Mineiros na Estrada

O triste Museu da Loucura, em Barbacena


A cada sala, engolíamos seco e segurávamos as lágrimas. Ver fotos, ler relatos e ouvir áudios de pacientes nos transportava, de alguma forma, à realidade dos pacientes psiquiátricos de Barbacena. Por muitos anos, o Hospital Colônia de Barbacena foi “referência” nacional em “tratamento” de pessoas com doenças psiquiátricas, tanto que Barbacena teve a alcunha de “cidade dos loucos”.

O Hospital começou a funcionar em 1903, com o nome de Azylo Central de Barbacena. Em 1911, transformou-se em Hospital Colônia de Barbacena. A partir daí, milhares de pessoas eram encaminhadas para, teoricamente, serem tratadas naquele hospital.

Aqui funcionava o Hospital Colônia de Barbacena

Trens chamados de “trens de loucos” chegavam cheios de pessoas para serem internadas, muitas abandonas pelas famílias. Com capacidade para 200 pessoas, já chegou a receber 5000!

O uniforme dos internos, que ficou conhecido como “azulão”

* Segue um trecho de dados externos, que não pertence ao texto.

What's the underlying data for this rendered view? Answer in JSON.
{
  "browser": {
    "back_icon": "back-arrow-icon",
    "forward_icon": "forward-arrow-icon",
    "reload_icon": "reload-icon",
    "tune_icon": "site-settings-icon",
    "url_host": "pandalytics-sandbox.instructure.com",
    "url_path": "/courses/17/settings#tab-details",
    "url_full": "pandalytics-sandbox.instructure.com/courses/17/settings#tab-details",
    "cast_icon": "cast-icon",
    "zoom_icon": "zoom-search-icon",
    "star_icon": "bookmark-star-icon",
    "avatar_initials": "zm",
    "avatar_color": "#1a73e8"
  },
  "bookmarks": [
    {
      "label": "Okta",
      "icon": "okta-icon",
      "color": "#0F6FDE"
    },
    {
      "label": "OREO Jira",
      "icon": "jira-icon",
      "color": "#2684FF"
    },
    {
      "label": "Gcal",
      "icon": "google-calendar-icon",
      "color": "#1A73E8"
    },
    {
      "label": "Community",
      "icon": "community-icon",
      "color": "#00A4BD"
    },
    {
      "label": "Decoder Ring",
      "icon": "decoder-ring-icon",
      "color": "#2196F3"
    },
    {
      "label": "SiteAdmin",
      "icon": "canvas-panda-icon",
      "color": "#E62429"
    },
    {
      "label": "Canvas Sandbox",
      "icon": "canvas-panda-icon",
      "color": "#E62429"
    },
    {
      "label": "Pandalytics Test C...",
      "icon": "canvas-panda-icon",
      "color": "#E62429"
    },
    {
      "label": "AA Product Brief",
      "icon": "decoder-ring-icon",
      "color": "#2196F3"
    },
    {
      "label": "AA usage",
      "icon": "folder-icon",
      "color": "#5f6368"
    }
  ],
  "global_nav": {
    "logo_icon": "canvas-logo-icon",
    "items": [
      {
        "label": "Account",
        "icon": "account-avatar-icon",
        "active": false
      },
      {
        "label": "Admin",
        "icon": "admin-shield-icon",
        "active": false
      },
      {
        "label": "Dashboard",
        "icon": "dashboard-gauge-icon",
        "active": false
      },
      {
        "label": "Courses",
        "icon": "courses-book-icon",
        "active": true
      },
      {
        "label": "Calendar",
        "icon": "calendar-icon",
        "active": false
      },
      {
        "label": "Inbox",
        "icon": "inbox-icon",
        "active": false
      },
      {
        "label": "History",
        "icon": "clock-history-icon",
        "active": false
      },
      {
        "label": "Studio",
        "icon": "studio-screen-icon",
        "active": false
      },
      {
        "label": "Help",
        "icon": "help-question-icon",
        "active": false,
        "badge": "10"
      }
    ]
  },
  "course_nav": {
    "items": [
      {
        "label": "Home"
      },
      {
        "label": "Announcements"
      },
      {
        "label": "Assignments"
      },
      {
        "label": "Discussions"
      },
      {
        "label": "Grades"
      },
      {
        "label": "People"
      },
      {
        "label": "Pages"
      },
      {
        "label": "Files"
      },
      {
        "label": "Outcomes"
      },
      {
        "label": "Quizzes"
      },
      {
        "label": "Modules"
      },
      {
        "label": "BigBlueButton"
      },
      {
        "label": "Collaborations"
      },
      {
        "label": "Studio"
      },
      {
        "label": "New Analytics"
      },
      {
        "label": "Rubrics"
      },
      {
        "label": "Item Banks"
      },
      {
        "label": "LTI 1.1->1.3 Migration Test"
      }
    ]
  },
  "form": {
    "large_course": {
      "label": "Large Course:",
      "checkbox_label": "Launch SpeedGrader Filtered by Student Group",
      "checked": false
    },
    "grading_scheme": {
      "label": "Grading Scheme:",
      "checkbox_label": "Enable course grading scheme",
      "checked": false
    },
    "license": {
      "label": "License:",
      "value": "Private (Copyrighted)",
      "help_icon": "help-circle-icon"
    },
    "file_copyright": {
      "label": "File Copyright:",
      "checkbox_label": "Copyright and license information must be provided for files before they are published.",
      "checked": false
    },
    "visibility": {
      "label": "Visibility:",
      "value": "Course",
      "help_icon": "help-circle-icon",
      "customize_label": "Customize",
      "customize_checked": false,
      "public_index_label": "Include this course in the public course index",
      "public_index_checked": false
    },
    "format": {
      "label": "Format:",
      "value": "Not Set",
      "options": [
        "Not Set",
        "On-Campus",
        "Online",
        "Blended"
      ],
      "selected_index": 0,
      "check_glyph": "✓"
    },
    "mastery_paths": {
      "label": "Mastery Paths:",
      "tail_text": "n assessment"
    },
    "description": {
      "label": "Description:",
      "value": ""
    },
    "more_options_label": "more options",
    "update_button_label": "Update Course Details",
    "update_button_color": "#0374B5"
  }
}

Superlotação, condições desumanas, doenças. Fácil entender porque cerca de 700 pacientes morriam por ano. Logo, outro fato começou a ficar comum: corpos começaram a desaparecer “sem explicação” – iniciou-se um comércio ilegal para faculdades de medicina.

Registro das vendas de corpos e objetos dos internos

Quanto mais entrávamos no museu, mais mergulhávamos nessa história tão triste. Os pacientes eram trancados em celas, algemados, tinham que comer com as mãos e muitos ficavam nus. Em 1930, um diretor sugeriu o chamado “leito único”: camas foram retiradas e todos dormiam no chão ou em esteiras de capim. Dizem que o modelo de leito único deu tão certo que o próprio governo o recomendou, em 1959, para outros hospitais mineiros.

Foto de um interno se alimentando com as mãos

As condições a que eram submetidos os pacientes eram a mais degradantes possíveis. Banhos gelados, eletrochoque, lobotomia. Não havia dignidade. Não havia cuidado. Não havia esperança. O hospital chegou a ser comparado a um campo de concentração nazista por um psiquiatra italiano que o visitou.

Algumas fotos dos internos

Tornou-se um verdadeiro de depósito de gente. Pessoas rejeitadas, excluídas, indesejadas. Pessoas que eram torturadas. Vimos as algemas, o aparelho de eletrochoque, o picador de gelo usado para se chegar até o cérebro na lobotomia, cirurgia irreversível que desconecta algumas áreas do cérebro. Ouvimos áudios de pacientes gravados pela imprensa, quando as denúncias começaram a surgir. Gritos, cantos e também relatos aparentemente bem lúcidos de pessoas contando como foram parar ali, já que com o tempo qualquer ser indesejado, como alcoólatras, mendigos, homossexuais, meninas solteiras que não eram mais virgens e esposas traídas (para que os homens ficassem com as amantes) eram mandados para lá. Estima-se de 60 mil pessoas tenham morrido e quase 2000 corpos tenham sido vendidos.

Aparelhos de eletrochoque

Picador de gelo e outros instrumentos usados na lobotomia

Em 1958, começaram as primeiras denúncias. Em uma sala dedicada a este fim, podemos ver as notícias do jornal da época, como a famosa matéria “Nos porões da loucura”. Foi feito também um documentário chamado Em Nome da Razão (assista aqui).

Denúncias começaram a aparecer na imprensa em 1958

Essas denúncias demoraram quase duas décadas para começar a  surtir efeito. Somente em 1980, o hospital foi fechado. Profissionais da área da saúde mental e direitos humanos começaram a se manifestar. Em 1987 foi instituído o dia 18 de maio como Dia da Luta Antimanicomial.

Como as coisas demoram, foram 10 anos de discussão para somente após 10 anos, em 2001, ser assinada a Lei 10216, conhecida como Lei Antimanicomial.

O Museu das Loucura é daqueles espaços, assim como museus dedicados à inquisição, ao holocausto, à escravidão e à ditadura, que são necessários para nos fazer refletir e lutar para que atrocidades como as foram cometidas não se repitam jamais. Foi difícil montar esse museu, pois temiam que fosse ruim para a imagem da cidade e achavam que era uma história que devia ser esquecida. Conhecer a história, porém, é importante para não deixar acontecer novamente.

Museu da Loucura

Av. 14 de Agosto, s/n – Floresta – Barbacena
Te.:  (32) 3339-1611
Entrada gratuita
Horário de funcionamento: de terça a domingo das 9h às 11h45 e das 13h às 17h.
O museu funciona em uma área hospitalar. É preciso se identificar na guarita. É proibido tirar fotos de pacientes.